I originally wrote Six Winter Days as a screenplay. I tried to sell it for about a year, then figured, hey, I’ll turn it into a novel. That will sell my screenplay. There’s an advantage in starting as a screenplay in that you already have a beginning, middle, and end, and in fact, most of the story. The disadvantage is that a screenplay is about 18,000 words, and a novel is 80,000 words.
There are other considerations as well. A screenplay has to be strictly show-don’t-tell, whereas a novel can ‘tell’ certain things, like a reader’s thoughts, although that should be used sparingly, in my opinion. More on Show-Don’t-Tell and Point of View in a later post.
Additionally, a screenplay is always present tense, and although some novels do this, I don’t recommend it. When I wrote my first draft of Six Winter Days, I sent it to a retired High-School English Teacher in New Jersey.

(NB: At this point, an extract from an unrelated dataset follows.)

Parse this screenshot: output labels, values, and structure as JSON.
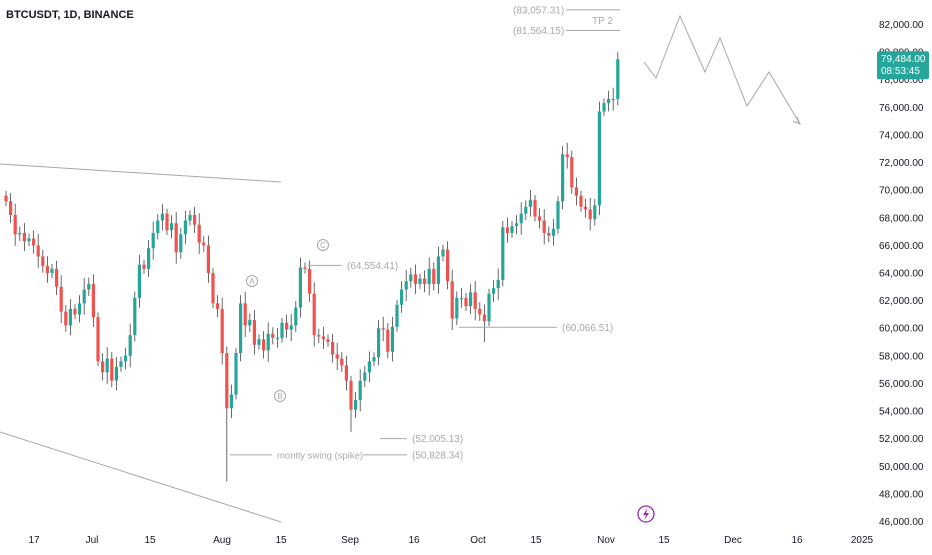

This lady had read 4 novels a week for about 50 years, and she knew grammar, structure, and everything.
She called me after she finished it, and said, “It’s pretty good, Kev, but you know it’s present tense.”
I said, “Yeah, so what?”
She said, “Nothing. It’s just that I’m used to reading novels in present tense. Do you want to talk to your father? Gene, Kevin’s on the phone.”
She died in April, 2013, after many years of helping me with my writing. She never got to see my novel published. RIP, Mom.